In an interview, Melvoin suggested that violators could receive warnings before calling their parents. He said further violations could result in confiscations lasting a period. More violations would force parents to come get their phones. “I hope in the coming weeks the district will be clearer on the consequences,” he said.

Melvoin predicts a 95 percent student compliance rate in the district, including “5 percent who will be stubborn.”

When the Santa Barbara ban was launched in the 12,000-student district last year, not all students immediately complied. This year, Maldonado said, teachers, principals, students and parents showed more interest after seeing the benefits of a phone-free environment.

Maldonado said it’s easier to overcome the obstacles faced by students who don’t follow quick phone bans “if you start by focusing on mental health and well-being rather than following the rules.”

And there will be missteps. In one case, Maldonado said, a substitute teacher incorrectly assumed a student was hiding his phone instead of putting it in the “phone hotel.” It turned out the student didn’t have a phone.

“I’m going cold turkey.”

Although phones and social media are addictive, they are different from chemical addictions, experts say. A recent study of Durham University in the United Kingdom found that voluntary fasting from social media neither increased nor decreased the appetite to return online. Other studies have found that digital detoxes lead to increases in happiness, attention span, and mental clarity.

Psychologist Jonathan Haidt “The Anxious Generation: How the Great Remake of Childhood is Driving an Epidemic of Mental Illness” has become a playbook for the phone-free schools movement. Haidt recommends not using cell phones with social media until age 16.

John Piacentini, a UCLA psychology professor who directs the UCLA Center for Childhood Resilience, Education and Anxiety Support, agreed that teens should delay smartphone use.

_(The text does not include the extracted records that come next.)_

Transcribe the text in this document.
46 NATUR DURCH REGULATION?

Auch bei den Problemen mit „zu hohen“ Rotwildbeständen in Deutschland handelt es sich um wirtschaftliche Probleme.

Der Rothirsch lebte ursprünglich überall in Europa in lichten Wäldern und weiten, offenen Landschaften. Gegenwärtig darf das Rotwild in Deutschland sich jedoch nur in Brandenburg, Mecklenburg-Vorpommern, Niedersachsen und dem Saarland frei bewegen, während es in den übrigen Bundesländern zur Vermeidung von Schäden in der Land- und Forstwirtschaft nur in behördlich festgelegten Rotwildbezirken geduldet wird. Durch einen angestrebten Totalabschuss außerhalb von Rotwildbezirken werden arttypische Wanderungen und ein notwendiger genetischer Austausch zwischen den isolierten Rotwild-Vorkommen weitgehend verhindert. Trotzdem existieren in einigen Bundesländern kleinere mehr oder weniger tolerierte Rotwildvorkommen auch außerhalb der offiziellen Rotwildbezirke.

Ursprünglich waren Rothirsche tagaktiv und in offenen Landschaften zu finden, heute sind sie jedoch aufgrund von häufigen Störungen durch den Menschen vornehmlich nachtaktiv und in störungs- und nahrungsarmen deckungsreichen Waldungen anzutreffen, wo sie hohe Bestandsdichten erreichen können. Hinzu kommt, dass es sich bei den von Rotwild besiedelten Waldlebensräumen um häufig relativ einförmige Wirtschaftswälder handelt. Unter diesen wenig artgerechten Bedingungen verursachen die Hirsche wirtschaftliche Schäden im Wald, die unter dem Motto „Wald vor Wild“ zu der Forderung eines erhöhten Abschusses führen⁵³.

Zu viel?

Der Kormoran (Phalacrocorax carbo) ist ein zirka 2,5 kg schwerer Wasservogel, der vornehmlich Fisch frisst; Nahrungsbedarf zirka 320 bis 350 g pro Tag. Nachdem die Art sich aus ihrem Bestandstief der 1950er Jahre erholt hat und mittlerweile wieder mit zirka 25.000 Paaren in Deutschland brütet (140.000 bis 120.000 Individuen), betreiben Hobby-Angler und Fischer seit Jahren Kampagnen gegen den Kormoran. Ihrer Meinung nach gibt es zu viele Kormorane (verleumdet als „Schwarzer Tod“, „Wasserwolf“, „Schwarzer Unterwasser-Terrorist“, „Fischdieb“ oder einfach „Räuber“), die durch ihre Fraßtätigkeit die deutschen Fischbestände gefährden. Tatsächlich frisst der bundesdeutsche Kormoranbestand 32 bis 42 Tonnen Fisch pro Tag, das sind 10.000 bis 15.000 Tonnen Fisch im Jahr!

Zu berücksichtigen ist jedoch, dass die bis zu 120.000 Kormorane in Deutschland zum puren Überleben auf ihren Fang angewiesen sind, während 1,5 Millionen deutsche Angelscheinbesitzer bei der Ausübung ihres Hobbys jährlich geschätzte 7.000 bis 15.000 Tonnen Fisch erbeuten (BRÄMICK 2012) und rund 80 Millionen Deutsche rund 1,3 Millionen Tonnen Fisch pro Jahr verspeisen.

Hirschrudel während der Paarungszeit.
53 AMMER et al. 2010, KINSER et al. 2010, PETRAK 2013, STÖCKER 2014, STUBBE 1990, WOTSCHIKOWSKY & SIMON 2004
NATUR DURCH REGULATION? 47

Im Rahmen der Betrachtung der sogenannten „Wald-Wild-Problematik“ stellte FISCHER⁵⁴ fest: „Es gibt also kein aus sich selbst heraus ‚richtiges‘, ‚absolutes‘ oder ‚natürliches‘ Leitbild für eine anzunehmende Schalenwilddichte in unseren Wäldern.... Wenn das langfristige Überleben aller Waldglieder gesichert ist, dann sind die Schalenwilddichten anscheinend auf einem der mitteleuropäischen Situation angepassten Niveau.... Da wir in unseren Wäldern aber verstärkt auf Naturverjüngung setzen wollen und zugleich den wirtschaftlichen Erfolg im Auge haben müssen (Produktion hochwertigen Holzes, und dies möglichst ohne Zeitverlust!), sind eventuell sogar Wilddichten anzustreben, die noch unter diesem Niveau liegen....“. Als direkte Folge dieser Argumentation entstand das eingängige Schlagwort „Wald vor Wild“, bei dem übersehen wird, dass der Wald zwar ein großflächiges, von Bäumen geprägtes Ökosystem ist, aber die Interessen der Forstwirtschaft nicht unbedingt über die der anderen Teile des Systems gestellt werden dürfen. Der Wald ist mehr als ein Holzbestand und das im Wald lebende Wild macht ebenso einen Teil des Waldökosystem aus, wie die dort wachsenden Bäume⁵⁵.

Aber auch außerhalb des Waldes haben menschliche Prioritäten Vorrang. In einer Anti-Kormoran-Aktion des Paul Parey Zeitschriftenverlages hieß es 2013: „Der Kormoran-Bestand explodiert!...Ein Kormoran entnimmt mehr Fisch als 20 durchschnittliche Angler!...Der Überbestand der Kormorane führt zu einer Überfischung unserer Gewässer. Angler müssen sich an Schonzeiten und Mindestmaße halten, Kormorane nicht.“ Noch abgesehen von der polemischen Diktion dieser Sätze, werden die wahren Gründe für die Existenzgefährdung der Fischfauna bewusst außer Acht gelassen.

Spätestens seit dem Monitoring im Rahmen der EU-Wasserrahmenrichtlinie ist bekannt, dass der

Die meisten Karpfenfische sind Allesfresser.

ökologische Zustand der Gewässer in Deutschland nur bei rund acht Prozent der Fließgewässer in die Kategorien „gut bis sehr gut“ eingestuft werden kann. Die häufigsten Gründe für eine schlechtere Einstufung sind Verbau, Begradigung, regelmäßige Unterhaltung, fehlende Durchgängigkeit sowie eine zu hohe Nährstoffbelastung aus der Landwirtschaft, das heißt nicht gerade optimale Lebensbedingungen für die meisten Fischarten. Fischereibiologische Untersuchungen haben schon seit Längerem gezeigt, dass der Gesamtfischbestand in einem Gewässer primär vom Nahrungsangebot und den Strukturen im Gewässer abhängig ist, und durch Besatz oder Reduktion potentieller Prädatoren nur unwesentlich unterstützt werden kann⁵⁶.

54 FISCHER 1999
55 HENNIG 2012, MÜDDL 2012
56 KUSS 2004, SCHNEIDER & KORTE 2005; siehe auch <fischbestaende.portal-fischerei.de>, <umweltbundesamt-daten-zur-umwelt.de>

Piacentini said school bans would work better if teens had role models — older siblings and parents at home, as well as teachers — who stopped using the phone at the same time.

“Going cold turkey is going to be pretty tough for a lot of these kids. But it must be done. It’s up to parents and families to really work with kids to help them learn to live during times without phones,” said Piacentini, who was not present at the Sacramento meeting. “Parents use phones in the same way as their children and can be addicted in the same ways as children.”